Hi,
Maarten Litmaath a écrit :
> Yannick Patois wrote:
>> # rpm -qa | grep -i condor
>> ncm-condorconfig-1.0.2-1
>> vdt_globus_jobmanager_condor-VDT1.2.2rh9_LCG-3
>> condor-lcg-1.1.0-1
>> condor-lcgrb-1.0.0-3
>> condor-6.7.10-1
>>
>> So I believe condor 6.7.10
> No. Ensure you have this in /opt:
> -------------------------------------------------------------------------------
>
> lrwxrwxrwx 1 root root 13 Feb 12 2007 condor ->
> condor-20.0.7
> -------------------------------------------------------------------------------
Fine, I do have it.
>> Something I did that seems to have "solved" the problem (for now, lets
>> hope), that I got from elsewhere:
>>
>> - Stopping the proxy-renewal daemon
>> - cd /opt/edg/var/spool/edg-wl-renewd
>> rm -f `ls | grep -E '*\.[0-9]+'`
> Beware that such an "rm" may screw up many jobs!
It did :(
> At CERN we have not needed to do that since a long time.

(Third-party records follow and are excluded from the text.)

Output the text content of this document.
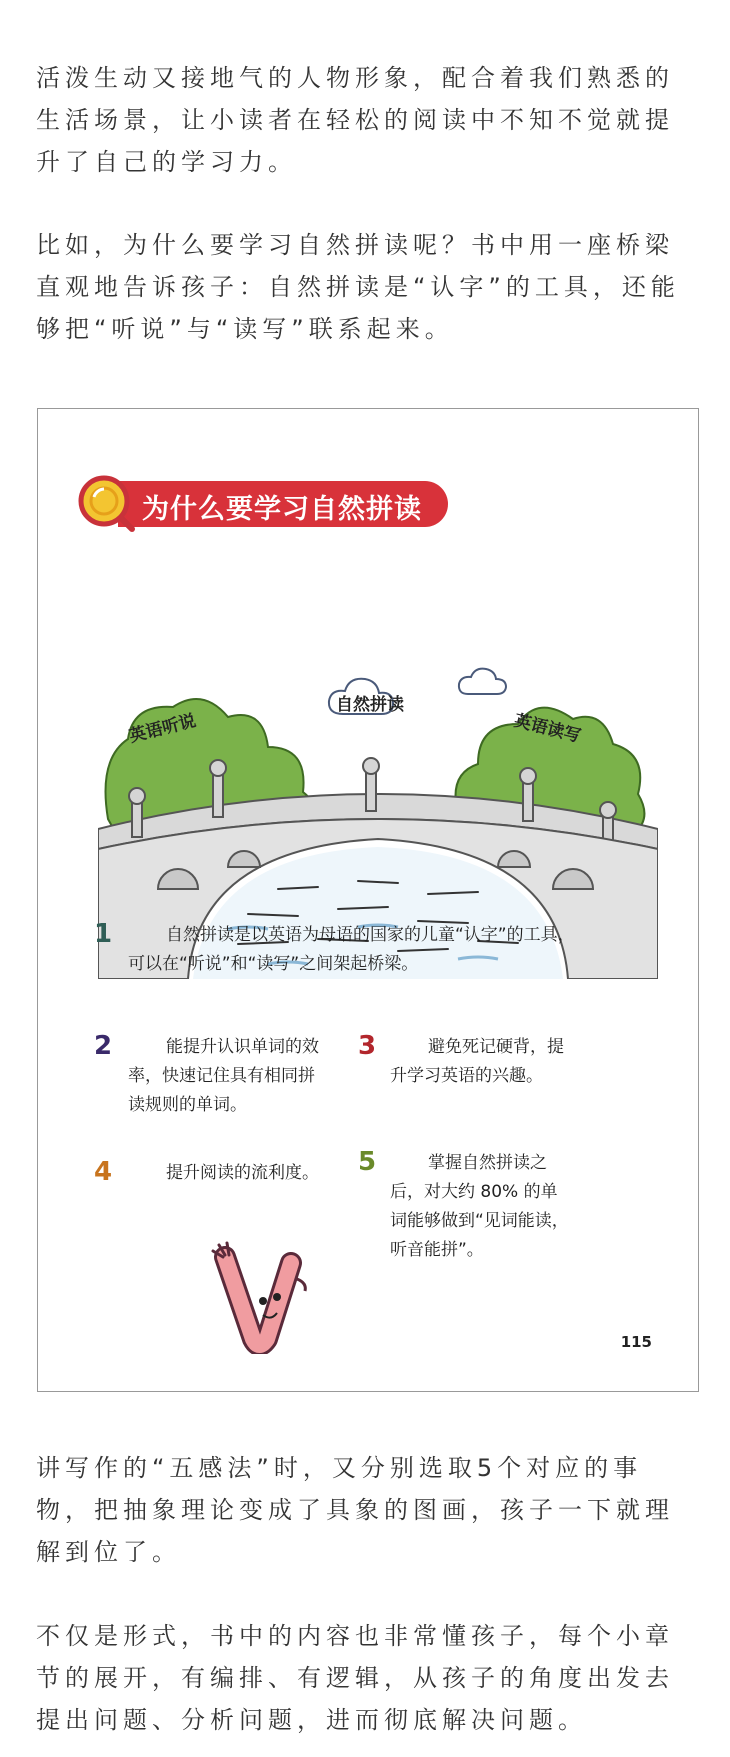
活泼生动又接地气的人物形象，配合着我们熟悉的
生活场景，让小读者在轻松的阅读中不知不觉就提
升了自己的学习力。
比如，为什么要学习自然拼读呢？书中用一座桥梁
直观地告诉孩子：自然拼读是“认字”的工具，还能
够把“听说”与“读写”联系起来。
为什么要学习自然拼读
自然拼读
英语听说	英语读写
1	自然拼读是以英语为母语的国家的儿童“认字”的工具，
可以在“听说”和“读写”之间架起桥梁。
2	能提升认识单词的效
率，快速记住具有相同拼
读规则的单词。
3	避免死记硬背，提
升学习英语的兴趣。
4	提升阅读的流利度。 5	掌握自然拼读之
后，对大约 80% 的单
词能够做到“见词能读，
听音能拼”。
115
讲写作的“五感法”时，又分别选取5个对应的事
物，把抽象理论变成了具象的图画，孩子一下就理
解到位了。
不仅是形式，书中的内容也非常懂孩子，每个小章
节的展开，有编排、有逻辑，从孩子的角度出发去
提出问题、分析问题，进而彻底解决问题。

That might have been useless, what solved it, might well have been the
few random stop/start I did as you suggest below.
>> I also went through all daemons to see if some were stopped (some where)
>> and I restarted them. But unfortunately I didn't kept track of exactly
>> what I did...
> It seems the WM had crashed due to a double cancellation of the same job:
> as a side effect the proxy-renewal daemon can get into an infinite loop.
> In that case you need to keep stopping the PR and restarting both the PR
> and the WM until the WM has proceeded beyond the multiple cancellations:
> at each restart it advances by one.
I'll know that now. Thanks for your help.
Yannick
--
Yannick Patois <[log in to unmask]>
IPHC - IN2P3 / CNRS - 23 rue du Loess 67037 Strasbourg
Tel: 03 88 10 61 83
|